There is a story – a weirdly horrific one – in today’s Times that says that
a quarter of parents with older primary school children are hiring private tutors over the holidays to stop the notorious ‘summer slide’ in their learning, a study has found.
Well. Leaky children with leaky brains, who’d have thought it? My post on why we need long summer holidays refers. The study was done by Carol Vorderman’s Maths Factor, presumably to bolster support for her (pretty good) product.
We are just back from a week in northern Italy and I have been amazed at the interaction and delight that children of all nationalities encountered (German, Dutch, Italian, principally) have had with their parents. The level of engagement between many of the parents and children was wonderful – whole families carting mountain bikes up cable cars so that the 5-year-olds could take part. None of these families were from the UK. The ones I saw from the UK were (with one notable exception) playing video games and being told to shush – the fact that they were making the noise they did was testimony to how little attention had been paid to them of any quality. I know – a biased sample, from restricted statistical population, only four countries, only parents who could afford to go on holiday, etc., etc.
But still – these children were on holiday and being purposeful with it in play and exploration. None of them struck me as needing a tutor – they had parents.

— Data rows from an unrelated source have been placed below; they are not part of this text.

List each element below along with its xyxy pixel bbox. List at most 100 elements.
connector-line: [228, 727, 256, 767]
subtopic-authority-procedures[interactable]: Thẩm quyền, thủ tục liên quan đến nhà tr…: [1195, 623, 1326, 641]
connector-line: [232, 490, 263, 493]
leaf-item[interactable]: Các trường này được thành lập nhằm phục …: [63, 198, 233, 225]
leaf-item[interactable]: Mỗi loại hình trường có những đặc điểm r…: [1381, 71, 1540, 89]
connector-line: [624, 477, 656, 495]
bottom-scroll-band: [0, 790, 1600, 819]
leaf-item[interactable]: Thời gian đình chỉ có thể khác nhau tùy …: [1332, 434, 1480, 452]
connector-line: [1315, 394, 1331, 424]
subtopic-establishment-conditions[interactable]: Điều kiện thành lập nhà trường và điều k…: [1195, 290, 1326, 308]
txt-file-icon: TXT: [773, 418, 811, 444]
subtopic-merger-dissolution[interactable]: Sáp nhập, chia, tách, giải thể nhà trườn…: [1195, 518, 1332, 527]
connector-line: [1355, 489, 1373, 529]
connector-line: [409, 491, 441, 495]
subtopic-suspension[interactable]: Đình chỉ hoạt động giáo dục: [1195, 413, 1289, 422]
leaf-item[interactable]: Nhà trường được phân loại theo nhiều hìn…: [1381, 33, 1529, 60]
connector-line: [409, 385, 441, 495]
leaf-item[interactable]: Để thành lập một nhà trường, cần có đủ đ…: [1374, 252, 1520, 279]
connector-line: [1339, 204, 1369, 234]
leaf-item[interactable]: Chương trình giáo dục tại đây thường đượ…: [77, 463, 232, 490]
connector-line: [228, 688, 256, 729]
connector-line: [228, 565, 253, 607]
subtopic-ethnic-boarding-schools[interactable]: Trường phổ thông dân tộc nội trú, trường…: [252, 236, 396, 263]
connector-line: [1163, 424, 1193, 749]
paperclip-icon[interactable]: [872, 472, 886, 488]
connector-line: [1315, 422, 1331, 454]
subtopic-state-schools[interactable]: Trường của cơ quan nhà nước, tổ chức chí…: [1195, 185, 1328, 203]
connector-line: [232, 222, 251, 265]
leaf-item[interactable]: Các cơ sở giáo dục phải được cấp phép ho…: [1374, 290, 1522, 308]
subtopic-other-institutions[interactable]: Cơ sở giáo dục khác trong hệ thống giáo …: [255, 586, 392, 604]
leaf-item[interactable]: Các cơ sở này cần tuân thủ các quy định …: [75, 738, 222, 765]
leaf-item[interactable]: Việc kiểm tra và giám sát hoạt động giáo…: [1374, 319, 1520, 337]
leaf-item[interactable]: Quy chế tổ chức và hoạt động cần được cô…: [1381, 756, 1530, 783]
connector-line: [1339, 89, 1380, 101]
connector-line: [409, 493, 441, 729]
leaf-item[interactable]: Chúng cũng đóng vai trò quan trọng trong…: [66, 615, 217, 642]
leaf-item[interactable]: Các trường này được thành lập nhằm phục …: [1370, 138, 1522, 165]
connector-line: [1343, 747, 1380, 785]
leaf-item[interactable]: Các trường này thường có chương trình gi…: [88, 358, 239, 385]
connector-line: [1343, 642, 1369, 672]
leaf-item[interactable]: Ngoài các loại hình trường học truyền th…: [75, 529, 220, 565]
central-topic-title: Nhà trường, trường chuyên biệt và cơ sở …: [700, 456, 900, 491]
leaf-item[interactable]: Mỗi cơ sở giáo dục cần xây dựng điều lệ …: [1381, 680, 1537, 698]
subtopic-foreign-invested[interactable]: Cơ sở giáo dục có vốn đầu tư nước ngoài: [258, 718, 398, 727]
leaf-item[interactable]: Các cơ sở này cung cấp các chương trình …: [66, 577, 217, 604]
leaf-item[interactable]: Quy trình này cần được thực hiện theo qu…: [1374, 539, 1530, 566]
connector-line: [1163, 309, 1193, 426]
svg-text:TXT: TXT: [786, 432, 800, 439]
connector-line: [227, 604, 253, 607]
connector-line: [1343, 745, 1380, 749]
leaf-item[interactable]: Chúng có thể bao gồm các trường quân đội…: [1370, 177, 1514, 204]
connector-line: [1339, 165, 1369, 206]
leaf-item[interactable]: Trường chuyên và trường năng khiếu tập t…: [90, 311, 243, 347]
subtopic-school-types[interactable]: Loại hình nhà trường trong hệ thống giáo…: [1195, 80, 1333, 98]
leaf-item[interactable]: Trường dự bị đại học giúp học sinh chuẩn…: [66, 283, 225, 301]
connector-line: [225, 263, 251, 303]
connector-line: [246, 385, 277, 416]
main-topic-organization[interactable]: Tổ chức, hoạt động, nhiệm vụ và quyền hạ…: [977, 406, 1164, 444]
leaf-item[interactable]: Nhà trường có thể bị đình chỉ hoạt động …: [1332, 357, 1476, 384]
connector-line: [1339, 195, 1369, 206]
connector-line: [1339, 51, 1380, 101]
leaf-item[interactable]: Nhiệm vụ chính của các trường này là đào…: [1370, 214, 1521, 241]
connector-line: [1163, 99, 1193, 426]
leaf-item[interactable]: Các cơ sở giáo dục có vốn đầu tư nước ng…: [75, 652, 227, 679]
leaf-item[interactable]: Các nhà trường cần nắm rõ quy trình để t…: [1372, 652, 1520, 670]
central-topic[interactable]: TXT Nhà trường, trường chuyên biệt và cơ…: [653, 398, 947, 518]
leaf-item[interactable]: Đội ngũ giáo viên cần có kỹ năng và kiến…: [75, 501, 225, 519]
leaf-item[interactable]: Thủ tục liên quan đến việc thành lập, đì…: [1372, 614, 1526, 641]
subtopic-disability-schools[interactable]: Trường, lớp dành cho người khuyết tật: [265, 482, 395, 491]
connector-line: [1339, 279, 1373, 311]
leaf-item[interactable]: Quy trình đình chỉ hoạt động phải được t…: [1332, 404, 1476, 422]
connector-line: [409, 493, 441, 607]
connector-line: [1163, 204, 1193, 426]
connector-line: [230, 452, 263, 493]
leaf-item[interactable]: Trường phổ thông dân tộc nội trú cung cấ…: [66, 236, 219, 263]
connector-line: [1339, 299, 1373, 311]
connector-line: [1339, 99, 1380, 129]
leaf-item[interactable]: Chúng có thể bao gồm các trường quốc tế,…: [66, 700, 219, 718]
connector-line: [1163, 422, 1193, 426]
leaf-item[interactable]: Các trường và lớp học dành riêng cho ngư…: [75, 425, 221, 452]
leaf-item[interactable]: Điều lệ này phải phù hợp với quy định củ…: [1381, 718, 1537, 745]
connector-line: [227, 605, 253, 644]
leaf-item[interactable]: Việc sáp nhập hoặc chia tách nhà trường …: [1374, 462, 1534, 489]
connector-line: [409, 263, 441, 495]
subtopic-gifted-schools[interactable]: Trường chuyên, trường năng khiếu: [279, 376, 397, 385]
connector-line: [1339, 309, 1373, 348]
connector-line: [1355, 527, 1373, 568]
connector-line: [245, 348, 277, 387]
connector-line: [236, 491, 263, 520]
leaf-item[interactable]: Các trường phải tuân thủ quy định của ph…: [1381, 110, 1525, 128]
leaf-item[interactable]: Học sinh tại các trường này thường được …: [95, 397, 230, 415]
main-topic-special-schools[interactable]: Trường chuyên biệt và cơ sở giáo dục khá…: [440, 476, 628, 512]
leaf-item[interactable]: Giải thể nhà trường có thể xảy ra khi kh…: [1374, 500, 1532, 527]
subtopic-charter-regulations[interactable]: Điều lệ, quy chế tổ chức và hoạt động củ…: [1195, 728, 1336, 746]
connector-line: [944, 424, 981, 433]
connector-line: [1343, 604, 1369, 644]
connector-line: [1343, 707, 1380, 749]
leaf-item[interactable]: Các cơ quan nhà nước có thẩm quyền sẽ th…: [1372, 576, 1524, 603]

Tutoring as a subject needs more comment here – there is a good case for it supporting what we do as a school, and it keeps us humble. However, my suspicion is that tutoring is feeding the anxieties of competitive parents rather than a sudden child-led frenzy for more maths in August.
Addendum to this: there is a letter from the Association for the Teachers of Mathematics (ATM – but not the one that produces money) published in the Guardian today saying that they have serious reservations about the new Programmes of Study, particularly that they put too much emphasis on practice and not enough on mathematical thinking. I agree, and feel it may endanger the particular deeper level of understanding of mathematical processes that children in the UK have over their Far Eastern counterparts; though I must also say that I welcome the greater degree of challenge in the new programmes of study for our teachers to grasp a higher quality of the subject for themselves.